Some of your music videos look like they were filmed through a microscope. How were they made?

In the video for Interpol's 2008 song Rest My Chemistry, I used principles of repulsion and attraction to animate vertex-only models of human bodies. It was programmed using algorithms from physics demonstrations online. Much of the same code was used on another (unofficial) interactive video for Dopplereffekt's 2007 song Hyperelliptic Surfaces, programmed mostly by Aaron Myers. It was meant to have the look of particles moving under a microscope, using depth effects to simulate the narrow frame of focus in micro-optics. You can see all the forces playing out on the particles, creating complex patterns of motion. We didn't start with real scientific data sets. We created them ourselves.
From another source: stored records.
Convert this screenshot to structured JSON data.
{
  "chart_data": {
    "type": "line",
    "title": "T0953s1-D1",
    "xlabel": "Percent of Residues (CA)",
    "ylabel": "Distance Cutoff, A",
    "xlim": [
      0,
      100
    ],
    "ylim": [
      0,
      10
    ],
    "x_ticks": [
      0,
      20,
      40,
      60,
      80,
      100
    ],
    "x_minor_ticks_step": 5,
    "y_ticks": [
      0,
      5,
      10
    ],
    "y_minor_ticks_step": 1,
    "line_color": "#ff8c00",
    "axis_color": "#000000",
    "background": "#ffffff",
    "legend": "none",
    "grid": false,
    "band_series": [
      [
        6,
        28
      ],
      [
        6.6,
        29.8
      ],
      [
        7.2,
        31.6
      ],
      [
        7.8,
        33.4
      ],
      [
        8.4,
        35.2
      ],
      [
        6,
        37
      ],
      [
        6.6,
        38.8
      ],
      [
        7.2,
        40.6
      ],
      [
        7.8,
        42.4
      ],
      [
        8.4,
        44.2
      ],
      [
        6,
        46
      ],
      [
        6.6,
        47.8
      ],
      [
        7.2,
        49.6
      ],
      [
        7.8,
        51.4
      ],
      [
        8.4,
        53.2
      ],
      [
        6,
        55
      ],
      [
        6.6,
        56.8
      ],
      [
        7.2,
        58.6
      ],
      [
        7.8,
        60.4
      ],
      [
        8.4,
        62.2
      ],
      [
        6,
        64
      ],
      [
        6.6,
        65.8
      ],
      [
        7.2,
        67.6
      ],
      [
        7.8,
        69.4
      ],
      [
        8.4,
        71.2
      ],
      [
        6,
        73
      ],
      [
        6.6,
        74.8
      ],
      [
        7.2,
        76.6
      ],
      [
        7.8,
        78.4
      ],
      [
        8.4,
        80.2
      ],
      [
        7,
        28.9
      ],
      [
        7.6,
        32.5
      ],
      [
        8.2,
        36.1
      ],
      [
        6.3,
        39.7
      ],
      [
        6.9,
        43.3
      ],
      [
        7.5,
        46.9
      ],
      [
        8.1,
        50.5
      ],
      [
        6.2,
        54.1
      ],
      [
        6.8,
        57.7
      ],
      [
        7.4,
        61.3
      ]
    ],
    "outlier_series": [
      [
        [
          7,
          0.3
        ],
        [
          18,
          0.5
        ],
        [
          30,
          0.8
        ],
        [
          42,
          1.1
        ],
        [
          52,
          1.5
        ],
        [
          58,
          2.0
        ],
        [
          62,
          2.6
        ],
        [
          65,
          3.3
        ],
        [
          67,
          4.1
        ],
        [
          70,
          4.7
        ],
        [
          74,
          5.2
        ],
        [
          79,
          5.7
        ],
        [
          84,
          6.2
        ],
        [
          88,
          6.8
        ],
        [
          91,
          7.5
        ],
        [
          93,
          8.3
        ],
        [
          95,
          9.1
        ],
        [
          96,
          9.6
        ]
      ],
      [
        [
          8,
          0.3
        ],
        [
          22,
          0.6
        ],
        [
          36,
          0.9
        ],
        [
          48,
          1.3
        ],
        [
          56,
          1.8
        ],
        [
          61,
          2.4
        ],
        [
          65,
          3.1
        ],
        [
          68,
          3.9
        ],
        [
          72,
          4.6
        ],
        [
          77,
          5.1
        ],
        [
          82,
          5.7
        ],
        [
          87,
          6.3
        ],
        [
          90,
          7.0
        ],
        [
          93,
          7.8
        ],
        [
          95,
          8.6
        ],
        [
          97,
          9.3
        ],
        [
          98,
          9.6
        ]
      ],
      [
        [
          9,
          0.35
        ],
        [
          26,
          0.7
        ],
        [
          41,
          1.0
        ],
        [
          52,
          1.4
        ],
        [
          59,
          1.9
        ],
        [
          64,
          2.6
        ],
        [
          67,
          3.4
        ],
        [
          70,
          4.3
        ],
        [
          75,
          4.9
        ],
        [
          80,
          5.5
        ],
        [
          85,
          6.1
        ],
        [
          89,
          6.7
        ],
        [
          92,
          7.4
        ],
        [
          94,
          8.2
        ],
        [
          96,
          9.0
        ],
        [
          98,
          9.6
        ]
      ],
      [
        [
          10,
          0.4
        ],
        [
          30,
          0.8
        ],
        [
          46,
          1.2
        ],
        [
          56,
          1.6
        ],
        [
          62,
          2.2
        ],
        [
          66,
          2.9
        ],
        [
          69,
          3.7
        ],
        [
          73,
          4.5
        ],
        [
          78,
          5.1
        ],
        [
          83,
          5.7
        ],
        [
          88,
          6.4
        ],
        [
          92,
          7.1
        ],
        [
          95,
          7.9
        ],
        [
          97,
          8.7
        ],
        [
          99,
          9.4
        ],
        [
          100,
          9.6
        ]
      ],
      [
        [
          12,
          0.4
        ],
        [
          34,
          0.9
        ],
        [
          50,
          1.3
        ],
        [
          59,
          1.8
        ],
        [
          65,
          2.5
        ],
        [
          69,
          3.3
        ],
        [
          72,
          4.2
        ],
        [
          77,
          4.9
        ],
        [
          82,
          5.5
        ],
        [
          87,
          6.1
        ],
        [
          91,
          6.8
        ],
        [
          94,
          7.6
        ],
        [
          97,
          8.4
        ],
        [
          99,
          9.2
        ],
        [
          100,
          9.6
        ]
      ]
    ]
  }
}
You've also worked with crowdsourcing?

Aaron Koblin Credit: NICK HIGGINS

I thought that Amazon's Mechanical Turk platform, which lets people outsource any computer-based task to people all over the world, was one of the most powerful and disturbing ideas ever to materialize as a product. I was troubled by how the workers often have no idea who they are working for or what they are doing. But I was curious as to how it might be used for art and cultural investigations.

How did you begin to hire strangers online?

In Antoine de Saint-Exupéry's The Little Prince (1943), the narrator is asked repeatedly to draw sheep, and learns that imagination is more important than precision. I paid online workers 2 cents each to draw one of 10,000 digital sheep, to create The Sheep Market (2006). It was amazing to see them coming in. I have also paid more than 2,000 people to sing single notes from Daisy Bell, the song used at Bell Laboratories for the first musical speech synthesis. I resynthesized the song in a distributed chorus that came out sounding like a dystopian horde of gremlins. I called it Bicycle Built for Two Thousand (2009).

Is originality possible in data-driven art?

All art is a representation of some influence. With data-driven projects I consider myself more of a 'first viewer' than 'The Artist'. The data tell a story, and I craft and reveal it. I'm not concerned with where that leaves me as an artist. It is more about sharing something that we can all reflect on.